[Footnote 1: Anon. Valesii.]

[Footnote 2: Agnellus, Liber Pontificalis Rav.]

The terms of that treaty are extraordinarily significant of the importance of Ravenna in the defence of Italy. It would seem that Theodoric had possessed himself of everything but Ravenna easily enough, yet without Ravenna everything else was nothing. The city was, in spite of blockade and famine, impregnable, and it commanded so much, was still indeed, as always, the key to Italy and the plain and the very gate of the West, that not to possess it was to lose everything. Its surrender was necessary and Theodoric offered extraordinary terms to obtain it. Odoacer was not only to keep his life but his power. He was to rule as the equal of Theodoric. This mighty concession shows us at once what Ravenna really was, what part she played in the government of Italy, and how unique was her position in the military scheme of that country.

Theodoric had certainly no intention of carrying out the terms of his treaty. In the very month in which he signed it, he invited Odoacer to a feast at the Palace "in Lauro" to the south-east of Ravenna. When the patrician arrived two petitioners knelt before him each clasping one of his hands, and two of Theodoric's men stepped from hiding to kill him. Perhaps they were not barbarians: at any rate, they lacked the courage and the contempt alike of law and of honour necessary to commit so cold a murder. It was Theodoric himself who lifted his sword and hewed his enemy in twain from the shoulder to the loins. "Where is God?" Odoacer, expecting the stroke, had demanded. And Theodoric answered, "Thus didst thou to my friends." And after he said, "I think the wretch had no bones in his body."

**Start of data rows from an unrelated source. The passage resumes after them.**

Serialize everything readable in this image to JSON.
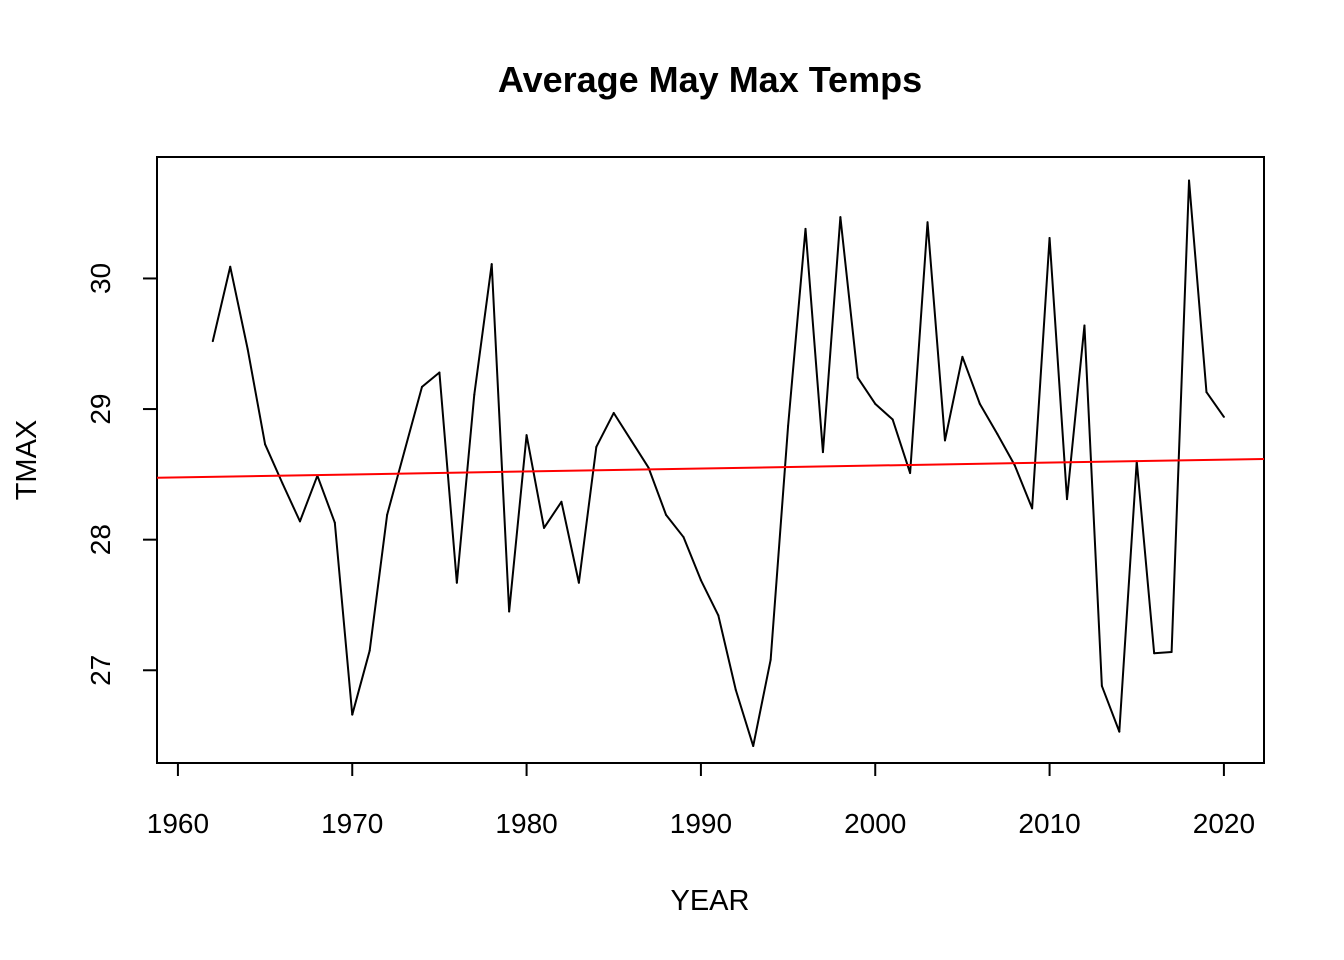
{
  "chart_data": {
    "type": "line",
    "title": "Average May Max Temps",
    "xlabel": "YEAR",
    "ylabel": "TMAX",
    "xlim": [
      1958.8,
      2022.3
    ],
    "ylim": [
      26.29,
      30.93
    ],
    "x_ticks": [
      1960,
      1970,
      1980,
      1990,
      2000,
      2010,
      2020
    ],
    "x_tick_labels": [
      "1960",
      "1970",
      "1980",
      "1990",
      "2000",
      "2010",
      "2020"
    ],
    "y_ticks": [
      27,
      28,
      29,
      30
    ],
    "y_tick_labels": [
      "27",
      "28",
      "29",
      "30"
    ],
    "grid": false,
    "legend": "none",
    "series": [
      {
        "color": "#000000",
        "x": [
          1962,
          1963,
          1964,
          1965,
          1966,
          1967,
          1968,
          1969,
          1970,
          1971,
          1972,
          1973,
          1974,
          1975,
          1976,
          1977,
          1978,
          1979,
          1980,
          1981,
          1982,
          1983,
          1984,
          1985,
          1986,
          1987,
          1988,
          1989,
          1990,
          1991,
          1992,
          1993,
          1994,
          1995,
          1996,
          1997,
          1998,
          1999,
          2000,
          2001,
          2002,
          2003,
          2004,
          2005,
          2006,
          2007,
          2008,
          2009,
          2010,
          2011,
          2012,
          2013,
          2014,
          2015,
          2016,
          2017,
          2018,
          2019,
          2020
        ],
        "values": [
          29.52,
          30.09,
          29.46,
          28.73,
          28.43,
          28.14,
          28.49,
          28.13,
          26.66,
          27.15,
          28.19,
          28.68,
          29.17,
          29.28,
          27.67,
          29.11,
          30.11,
          27.45,
          28.8,
          28.09,
          28.29,
          27.67,
          28.71,
          28.97,
          28.76,
          28.55,
          28.19,
          28.02,
          27.69,
          27.42,
          26.85,
          26.42,
          27.08,
          28.87,
          30.38,
          28.67,
          30.47,
          29.24,
          29.04,
          28.92,
          28.51,
          30.43,
          28.76,
          29.4,
          29.04,
          28.81,
          28.57,
          28.24,
          30.31,
          28.31,
          29.64,
          26.88,
          26.53,
          28.6,
          27.13,
          27.14,
          30.75,
          29.13,
          28.94
        ]
      },
      {
        "color": "#ff0000",
        "x": [
          1958.8,
          2022.3
        ],
        "values": [
          28.474,
          28.618
        ]
      }
    ]
  }
}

The barbarian it might seem had certainly nothing to learn from the worst of the emperors in treachery and dishonour.

Theodoric set up his seat in the city he had so perfidiously won, and for the next thirty years appears as the governour of Italy. He had set out, it will be remembered, as the soldier of Constantinople, had asked for leave to make his expedition, and had protested his willingness to govern in the name of the emperor and for his glory. It is not perhaps surprising that a barbarian, and especially Theodoric who knew so well how to win by treachery what he could not otherwise obtain, should after his victory forget the promise he had made to his master. After the battle of the Adda he had the audacity to send an embassy to the emperor to request that he might be allowed to clothe himself in the royal mantle. This was of course refused. Nevertheless the Goths "confirmed Theodoric to themselves as king without waiting for the order of the new emperor Anastasius."[1] This "confirmation," whatever it may have meant to the Goths, meant nothing to the Romans or to the empire. For some years Constantinople refused all acknowledgment to Theodoric, till in 497 peace was made and Theodoric obtained recognition, much it may be thought as Odoacer had done, from Constantinople; but the ornaments of the palace at Ravenna, which Odoacer had sent to New Rome, were brought back, and therefore it would seem that the royalty of Theodoric was acknowledged by the empire; but we have no authority to see in this more than an acknowledgment of the king of the Goths, the vicegerent perhaps of the emperor in Italy. What Theodoric's title may have been we have no means of knowing: de jure he was the representative of the emperor in Italy: de facto he was the absolute ruler, the tyrannus, as Odoacer had been, of the country; but he never ventured to coin money bearing his effigy and superscription and he invariably sent the names of the consuls, whom he appointed, to Constantinople for confirmation. He ruled too, as Odoacer had done, by Roman law, and the Arian heresy, which he and his barbarians professed as their religion, was not till the very end of his reign permitted precedence over the Catholic Faith. For the most part too he governed by means of Roman officials, and to this must be ascribed the enormous success of his long government.

[Footnote 1: Anon. Valesu, 57.]

[Illustration: CAPITAL FROM THE COLONNADE IN PIAZZA MAGGIORE]

For that he was successful, that he gave Italy peace during a whole generation, is undeniable. In all the chronicles there is little but praise of him. The chief of them[1] says of him: "He was an illustrious man and full of good-will towards all. He reigned thirty-three years[2] and during thirty of these years so great was the happiness of Italy that even the wayfarers were at peace. For he did nothing evil. He governed the two nations, the Goths and the Romans, as though they were one people. Belonging himself to the Arian sect, he yet ordained that the civil administration should remain for the Romans as it had been under the emperors. He gave presents and rations to the people, yet though he found the treasury ruined he brought it by hard work into a flourishing state. He attempted nothing against the Catholic Faith. He exhibited games in the circus and amphitheatre, and received from the Romans the names of Trajan and Valentinian, for the happy days of those most prosperous emperors he did in truth seek to restore, and at the same time the Goths rendered true obedience to their valiant king according to the edict which he had given them.

[Footnote 1: Anon. Valesii. This was probably Bishop Maximian, a
Catholic bishop of Ravenna. I follow, with a few changes, Mr.